Longitudinal studies were often identified by National Researchers as particularly promising, since the repeated data collection points allowed for changes across the waves of the pandemic to be analysed. One example of a longitudinal RAS is CaixaBank’s ‘Inequality Tracker’. This survey uses anonymised bank records from Spain’s working population to track income inequalities over the course of the pandemic. It has found that inequalities rose in lockdown months and this was especially pronounced among migrants and those in regions that are dependent on tourism. By undertaking a longitudinal study, this RAS have been able to map the experiences of individuals over time and add follow up questions to address issues arising from ongoing analysis and national developments.
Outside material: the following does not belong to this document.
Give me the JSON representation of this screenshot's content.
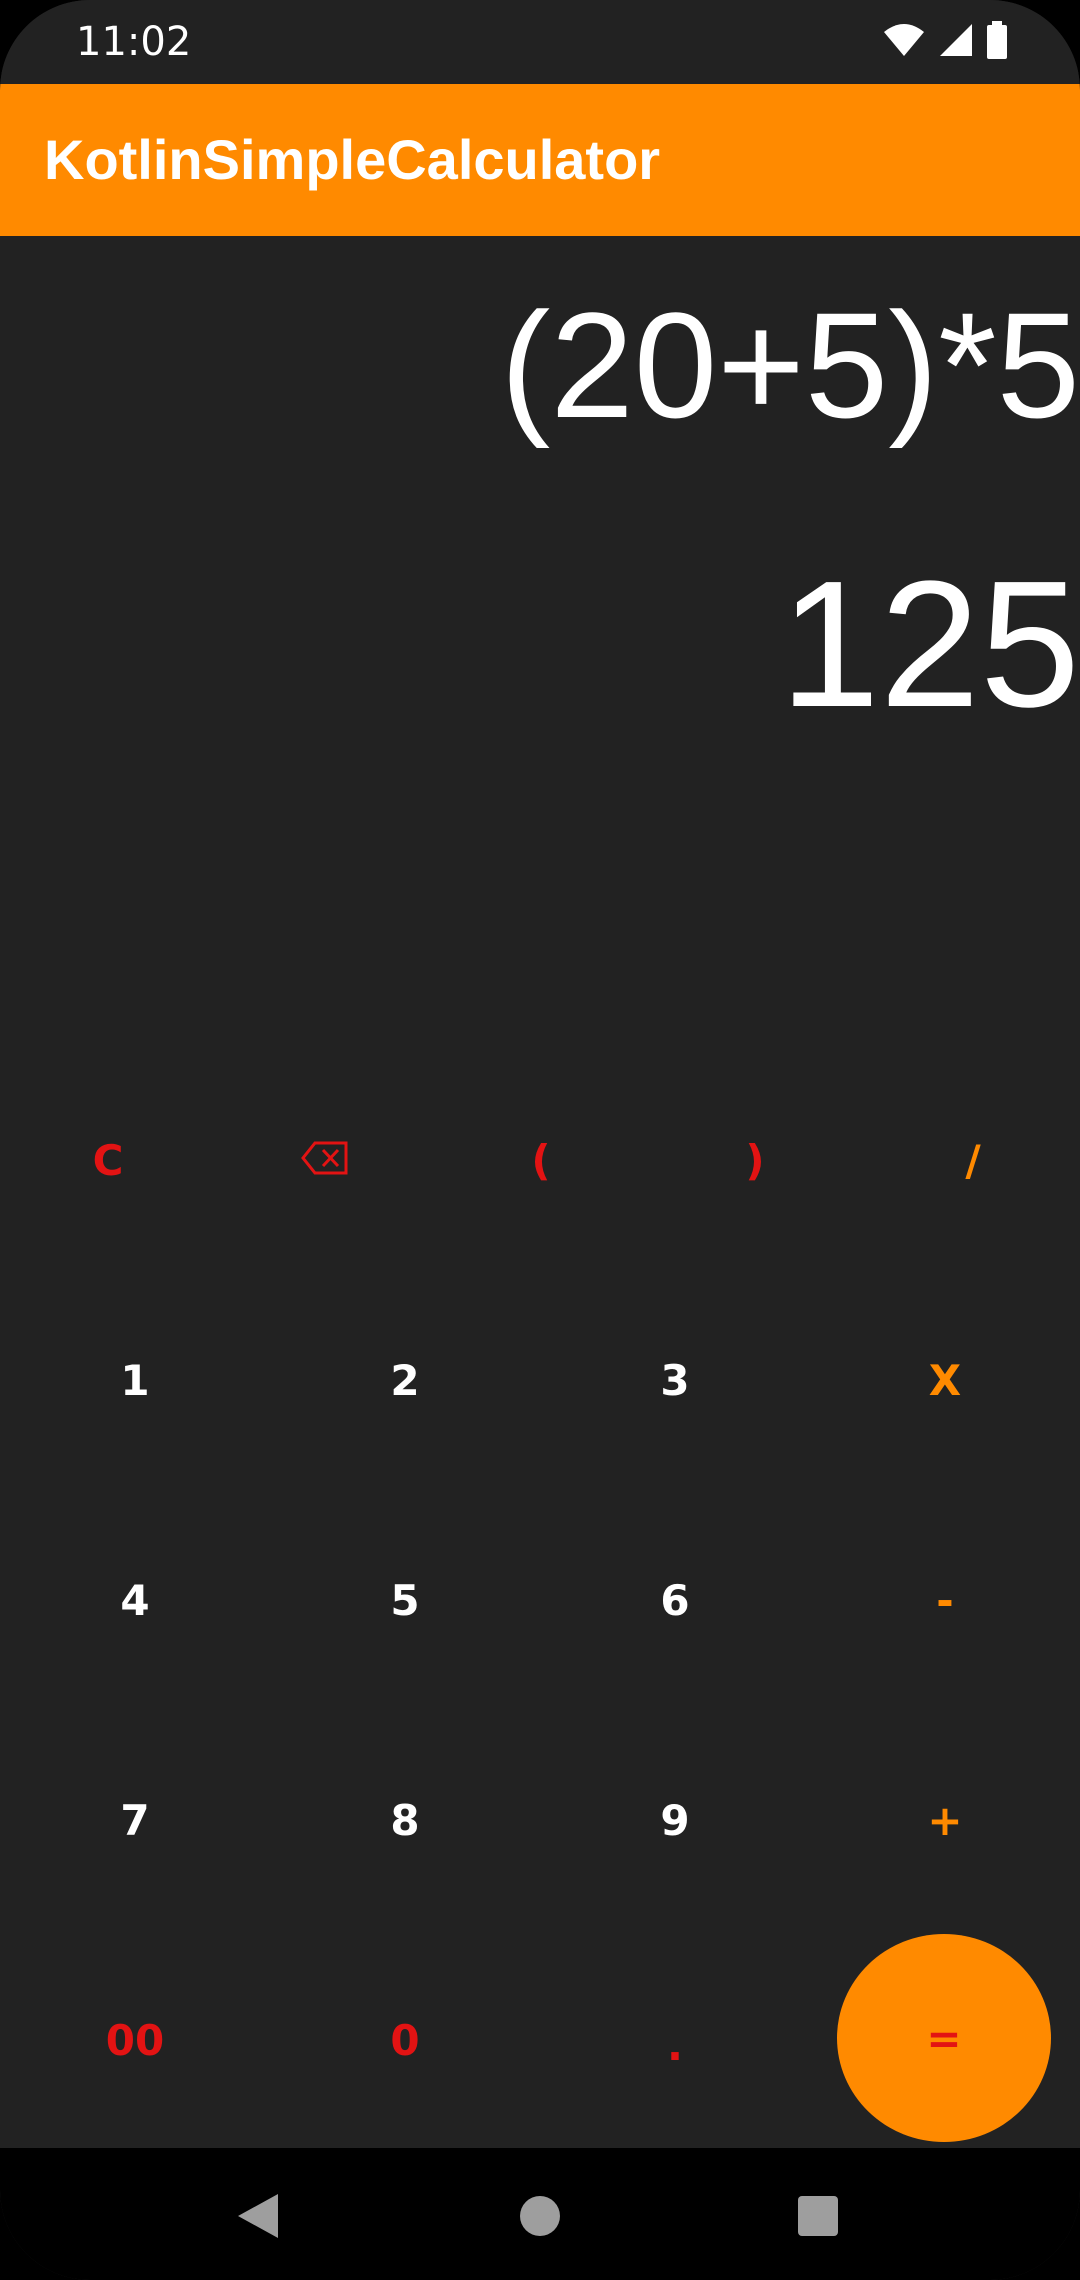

Several studies were deemed promising due to their consideration of gender and gender+ approaches from the outset. This included RAS employing feminist methodologies (e.g. Turkish study ‘Being a Woman During a Pandemic’); considering the needs of vulnerable and/or underexplored groups (e.g. Spanish study ‘Violence and Covid-19: Impact on women and the LGBTIQ+ Community’); and focusing on how gender issues affected specific domains (e.g. Italian study ‘Women and Work: Lights and shadows of the impact of COVID-19 on the lives of female workers’). In some cases, RAS were commended for identifying that a gender+ approach was lacking and actively incorporating this into subsequent waves of the project (e.g. Dutch study ‘Impact of corona measures on stress, relationships and intrafamily violence’). Other RAS were deemed promising due to their gender+ exploration of topics that have received limited attention. For example, ‘Love, Intimacy and Sexuality in COVID-19’ focused on the effects of the pandemic on the private relationships of Austrian people. This impactful study was featured on several news media outlets.

Studies that had already made a tangible impact, for example on policy making, were often reported as promising. Researchers indicated that the potential for impact increased when RAS included short cycles and regular reporting; questions that were adapted to changing circumstances allowing for fast feedback on the behaviour of people; and a large sample size, which gave credibility. An example of this is ‘The Big Corona Study’ organised by a consortium of universities in Belgium, which had a very short fortnightly cycle and a large sample of over 3 million respondents. As a result, this RAS was highlighted as a key study through which to explore inequalities and affect change.

Finally, many of the RAS identified as promising were broad in scope, covering many policy domains. For example, the ‘Austrian Corona Panel Project’ asked respondents about all aspects of their life during the pandemic and provided rich data for longitudinal analysis. This enabled a more cohesive view of the economic, social or political situation of the country, as well as an exploration of topics that might otherwise have been missed in more focused surveys, such as political trust and perception of the economy.